Fig. 5 The PPC spectrum for decarboxylation of 11 keV benzoate and p-coumarate recorded at 4.66 eV. The calculated KE_max are depicted by the solid diagonal lines. The ADEs for photodetachment of benzoate to the A and B radical states and VDEs of the carboxylate or phenolate p-CA⁻ to the corresponding radicals are shown in the dashed horizontal lines. Reproduced from ref. 6 with permission from the PCCP Owner Societies.

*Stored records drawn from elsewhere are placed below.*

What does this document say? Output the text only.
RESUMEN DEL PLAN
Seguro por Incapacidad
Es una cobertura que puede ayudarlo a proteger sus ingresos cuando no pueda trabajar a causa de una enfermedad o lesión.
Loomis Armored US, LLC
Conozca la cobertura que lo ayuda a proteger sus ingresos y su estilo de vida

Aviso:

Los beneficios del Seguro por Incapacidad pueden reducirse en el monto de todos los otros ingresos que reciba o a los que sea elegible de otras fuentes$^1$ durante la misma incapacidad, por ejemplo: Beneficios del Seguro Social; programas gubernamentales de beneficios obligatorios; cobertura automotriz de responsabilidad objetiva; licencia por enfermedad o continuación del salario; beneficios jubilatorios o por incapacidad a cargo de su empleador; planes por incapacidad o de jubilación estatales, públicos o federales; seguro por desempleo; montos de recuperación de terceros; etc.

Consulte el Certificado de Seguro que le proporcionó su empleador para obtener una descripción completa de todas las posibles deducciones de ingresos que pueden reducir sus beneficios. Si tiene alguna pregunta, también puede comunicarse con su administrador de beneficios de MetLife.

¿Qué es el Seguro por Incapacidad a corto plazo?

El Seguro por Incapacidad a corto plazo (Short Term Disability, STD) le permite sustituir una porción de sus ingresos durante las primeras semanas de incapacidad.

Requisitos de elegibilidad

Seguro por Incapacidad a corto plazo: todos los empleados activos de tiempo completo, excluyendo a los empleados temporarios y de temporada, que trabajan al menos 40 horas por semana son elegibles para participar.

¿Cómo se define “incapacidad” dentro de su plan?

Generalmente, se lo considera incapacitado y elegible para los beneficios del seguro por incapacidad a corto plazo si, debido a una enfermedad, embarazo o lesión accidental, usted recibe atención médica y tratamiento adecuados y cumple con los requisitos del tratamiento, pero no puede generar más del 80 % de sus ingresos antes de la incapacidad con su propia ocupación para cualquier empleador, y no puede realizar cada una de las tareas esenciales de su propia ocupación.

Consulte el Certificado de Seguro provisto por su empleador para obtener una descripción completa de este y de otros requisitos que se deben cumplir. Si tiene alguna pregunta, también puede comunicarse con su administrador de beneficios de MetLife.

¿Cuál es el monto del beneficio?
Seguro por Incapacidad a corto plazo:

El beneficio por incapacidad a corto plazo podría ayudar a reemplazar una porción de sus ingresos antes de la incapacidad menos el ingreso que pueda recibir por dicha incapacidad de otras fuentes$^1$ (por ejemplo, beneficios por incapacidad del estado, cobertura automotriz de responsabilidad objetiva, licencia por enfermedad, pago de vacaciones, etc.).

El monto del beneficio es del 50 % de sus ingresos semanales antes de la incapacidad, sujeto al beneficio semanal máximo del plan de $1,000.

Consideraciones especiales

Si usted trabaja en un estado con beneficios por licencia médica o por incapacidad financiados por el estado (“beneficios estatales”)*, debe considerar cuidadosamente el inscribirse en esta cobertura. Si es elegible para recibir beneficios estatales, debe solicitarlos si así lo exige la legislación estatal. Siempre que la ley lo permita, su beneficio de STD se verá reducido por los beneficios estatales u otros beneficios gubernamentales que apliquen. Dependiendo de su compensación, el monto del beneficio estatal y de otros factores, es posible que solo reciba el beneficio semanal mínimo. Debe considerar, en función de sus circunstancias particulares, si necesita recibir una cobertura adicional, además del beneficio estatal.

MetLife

3.2.2 p-Coumarate (HOC₆H₄CHCHCO₂⁻). The conjugate base of p-coumaric acid (OHC₆H₄CHCHCO₂H) is the chromophore of the well-studied photoactive yellow protein (PYP). p-Coumarate has two acidic protons, and can therefore form a phenolate or carboxylate tautomer, where the phenolate form is biologically active in PYP. A recent high beam energy PPC spectroscopy study of p-coumarate revealed that the biologically active phenolate forms a stable alkoxy radical following photodetachment at 4.66 eV, whereas the carboxylate can form a stable carboxyl radical or decarboxylate via a one-photon, two-body DPD channel.⁶ The phenolate isomer is calculated to be 0.43 eV more stable than the carboxylate form in the gas phase. However, a mixture of tautomers of p-coumarate were produced via ESI of p-coumaric acid in a methanol and water mixture, due to stabilization of the carboxylate in solution. High level electronic structure calculations were also undertaken, providing the relative energetics for both anion and neutral tautomers, as well as numerous photodissociation and DPD asymptotes.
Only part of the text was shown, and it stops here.